Col (Ret) John D. Gräbenstein, RPh, PhD, FAPhA, Managing Editor, IZ Express, Immunize.org
Why is there renewed uncertainty around vaccines?
Since my first work with vaccines in the 1980s, the research pipeline has steadily delivered an expanding portfolio of products to prevent truly terrible diseases. There are no vaccines to prevent trivial diseases. The time and resources needed to prove that a new vaccine benefits its recipients are just too daunting to pursue little fish. At the same time, we insist that vaccines be the safest of all medications, because they are given to healthy people to keep them healthy.
America's vaccine-delivery system got better and better over the past decades: Electronic registries to share information. Refrigerator monitors. Safety needles. Safety systems that link EHRs and can find needles in a haystack.
“That complexity means humanity’s armor against dangerous pathogens got thicker, steadily decreasing vulnerability to serious infections.”
Yes, the American vaccine schedule got more complex and the training to properly fulfill that schedule grew more intricate, too. That complexity means humanity’s armor against dangerous pathogens got thicker, steadily decreasing vulnerability to serious infections. Fewer and fewer people need to suffer, be hospitalized, or die prematurely. That’s a great thing!
Yet, in recent months there has been so much smoke and noise surrounding vaccines, casting doubt on well-understood accomplishments.
Fear not. We were right to build the world’s best vaccine-delivery system. Our patients—which is to say our friends and neighbors—benefited (and still benefit) from vaccines. Vaccines in a refrigerator have potential value. You change potential to immunity once you depress the plunger.

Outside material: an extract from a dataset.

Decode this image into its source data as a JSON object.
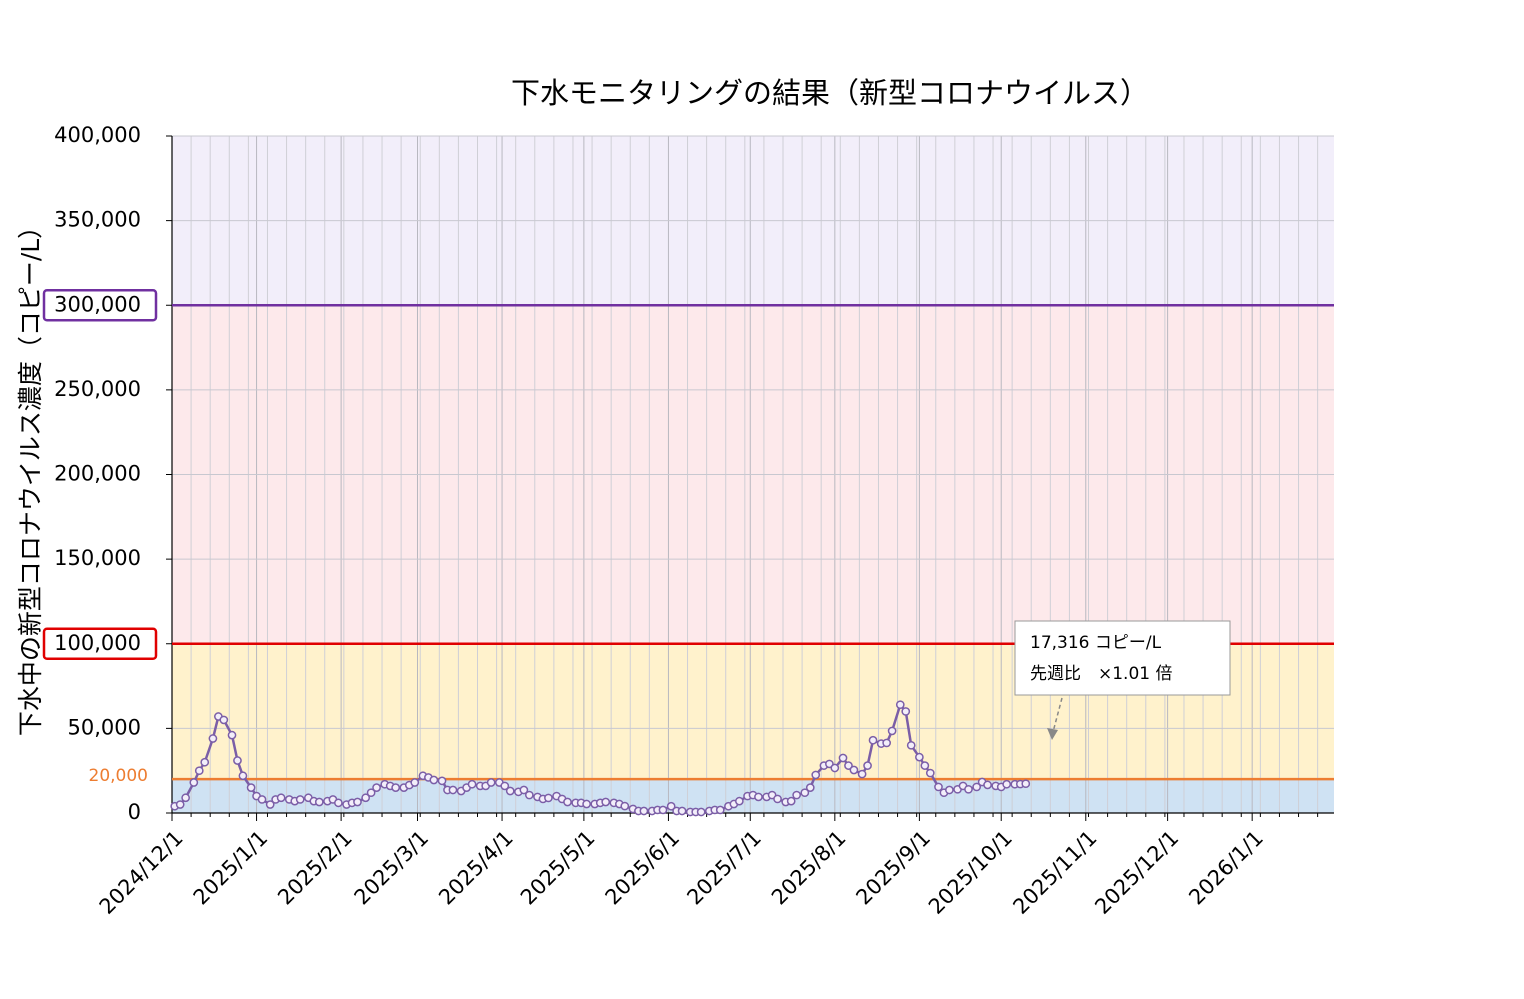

Notice what happened after HHS told CDC what to publish for its 2026 vaccine schedule. No children’s hospital adopted the HHS schedule. Not one. No state chapter of the American Academy of Pediatrics or other mainstream medical societies adopted the HHS schedule. Not one. No major health plan encouraged providers to use fewer vaccines. Not one. No journals retracted clinical trial results. Not one.
The science confirming the value of vaccination is unchanged. Out-of-pocket costs are unchanged. Liability protections and injury-compensation programs are unchanged (and better for plaintiffs than the previous system). Routine hepatitis B vaccination at birth remains a sound practice. Patient consent has always been required before vaccination, beginning with the very first dose—that has not changed.
“Fewer vaccinations mean more serious infections, more hospitalizations, more preventable deaths.”
Yes, check your state requirements. And work with your state association.
Fewer vaccinations mean more serious infections, more hospitalizations, more preventable deaths. More misery, more tears. It's not the measles rash that worries me, it’s measles pneumonia, measles encephalitis, and—tragically—measles death.
You've been a strong vaccine advocate for years. You're empathetic, you listen, you take the time to care. You give strong, clear recommendations to protect loved ones with immunity. Don't stop! Offer vaccines just as strongly as you did last year.